The assumptions used to compute SMOG do not necessarily reflect our expectations of actual revenues to be derived from neither those reserves nor their present worth. Assigning monetary values to the reserve quantity estimation process does not reduce the subjective and ever-changing nature of reserve estimates. Additional subjectivity occurs when determining present values because the rate of producing the reserves must be estimated. In addition to difficulty inherent in predicting the future, variations from the expected production rate could result from factors outside of our control, such as unintentional delays in development, environmental concerns or changes in prices or regulatory controls. Also, the reserve valuation assumes that all reserves will be disposed of by production. However, other factors such as the sale of reserves in place could affect the amount of cash eventually realized.
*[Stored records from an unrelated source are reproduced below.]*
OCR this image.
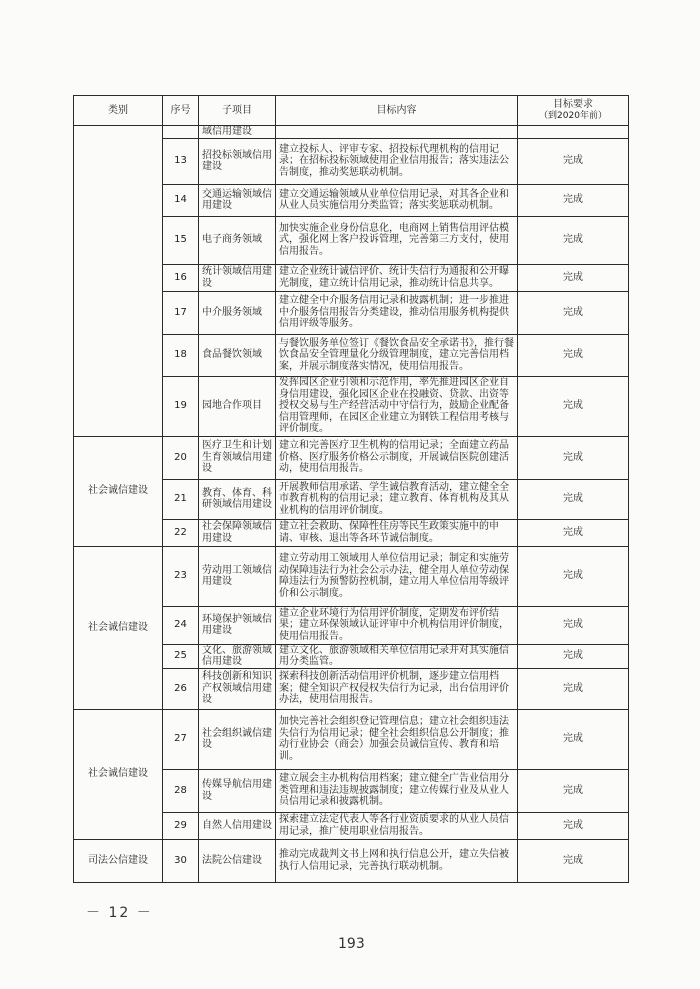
类别	序号	子项目	目标内容	目标要求
（到2020年前）

		域信用建设		
	13	招投标领域信用建设	建立投标人、评审专家、招投标代理机构的信用记录；在招标投标领域使用企业信用报告；落实违法公告制度，推动奖惩联动机制。	完成
	14	交通运输领域信用建设	建立交通运输领域从业单位信用记录，对其各企业和从业人员实施信用分类监管；落实奖惩联动机制。	完成
	15	电子商务领域	加快实施企业身份信息化，电商网上销售信用评估模式，强化网上客户投诉管理，完善第三方支付，使用信用报告。	完成
	16	统计领域信用建设	建立企业统计诚信评价、统计失信行为通报和公开曝光制度，建立统计信用记录，推动统计信息共享。	完成
	17	中介服务领域	建立健全中介服务信用记录和披露机制；进一步推进中介服务信用报告分类建设，推动信用服务机构提供信用评级等服务。	完成
	18	食品餐饮领域	与餐饮服务单位签订《餐饮食品安全承诺书》，推行餐饮食品安全管理量化分级管理制度，建立完善信用档案，并展示制度落实情况，使用信用报告。	完成
	19	园地合作项目	发挥园区企业引领和示范作用，率先推进园区企业自身信用建设，强化园区企业在投融资、贷款、出资等授权交易与生产经营活动中守信行为，鼓励企业配备信用管理师，在园区企业建立为钢铁工程信用考核与评价制度。	完成
社会诚信建设	20	医疗卫生和计划生育领域信用建设	建立和完善医疗卫生机构的信用记录；全面建立药品价格、医疗服务价格公示制度，开展诚信医院创建活动，使用信用报告。	完成
	21	教育、体育、科研领域信用建设	开展教师信用承诺、学生诚信教育活动，建立健全全市教育机构的信用记录；建立教育、体育机构及其从业机构的信用评价制度。	完成
	22	社会保障领域信用建设	建立社会救助、保障性住房等民生政策实施中的申请、审核、退出等各环节诚信制度。	完成
社会诚信建设	23	劳动用工领域信用建设	建立劳动用工领域用人单位信用记录；制定和实施劳动保障违法行为社会公示办法，健全用人单位劳动保障违法行为预警防控机制，建立用人单位信用等级评价和公示制度。	完成
	24	环境保护领域信用建设	建立企业环境行为信用评价制度，定期发布评价结果；建立环保领域认证评审中介机构信用评价制度，使用信用报告。	完成
	25	文化、旅游领域信用建设	建立文化、旅游领域相关单位信用记录并对其实施信用分类监管。	完成
	26	科技创新和知识产权领域信用建设	探索科技创新活动信用评价机制，逐步建立信用档案；健全知识产权侵权失信行为记录，出台信用评价办法，使用信用报告。	完成
社会诚信建设	27	社会组织诚信建设	加快完善社会组织登记管理信息；建立社会组织违法失信行为信用记录；健全社会组织信息公开制度；推动行业协会（商会）加强会员诚信宣传、教育和培训。	完成
	28	传媒导航信用建设	建立展会主办机构信用档案；建立健全广告业信用分类管理和违法违规披露制度；建立传媒行业及从业人员信用记录和披露机制。	完成
	29	自然人信用建设	探索建立法定代表人等各行业资质要求的从业人员信用记录，推广使用职业信用报告。	完成
司法公信建设	30	法院公信建设	推动完成裁判文书上网和执行信息公开，建立失信被执行人信用记录，完善执行联动机制。	完成
－ 12 －
193
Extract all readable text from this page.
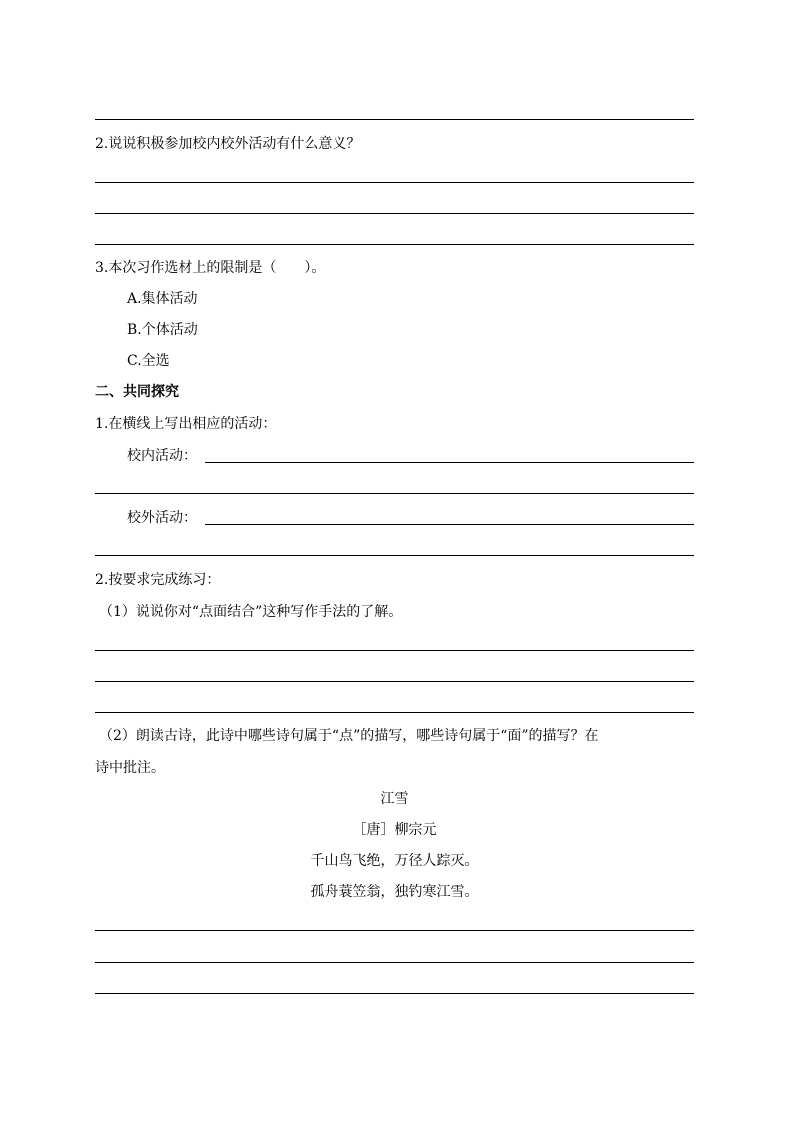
2.说说积极参加校内校外活动有什么意义？
3.本次习作选材上的限制是（　　）。
A.集体活动
B.个体活动
C.全选
二、共同探究
1.在横线上写出相应的活动：
校内活动：
校外活动：
2.按要求完成练习：
（1）说说你对“点面结合”这种写作手法的了解。
（2）朗读古诗，此诗中哪些诗句属于“点”的描写，哪些诗句属于“面”的描写？在
诗中批注。
江雪
［唐］柳宗元
千山鸟飞绝，万径人踪灭。
孤舟蓑笠翁，独钓寒江雪。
The December 31, 2018, future cash flows were computed by applying the unescalated 12-month average prices of $65.56 per barrel for oil, $37.68 per barrel for NGLs, and $3.10 per Mcf for natural gas (then adjusted for price differentials) relating to proved reserves and to the year-end quantities of those reserves. Future price changes are considered only to the extent provided by contractual arrangements in existence at year-end.
Future production and development costs are computed by estimating the expenditures to be incurred in developing and producing the proved oil, NGLs, and natural gas reserves at the end of the year, based on continuation of existing economic conditions.
Future income tax expenses are computed by applying the appropriate year-end statutory tax rates to the future pretax net cash flows relating to proved oil, NGLs, and natural gas reserves less the tax basis of our properties. The future income tax expenses also give effect to permanent differences and tax credits and allowances relating to our proved oil, NGLs, and natural gas reserves.
Care should be exercised in the use and interpretation of the above data. As production occurs over the next several years, the results shown may be significantly different as changes in production performance, petroleum prices and costs are likely to occur.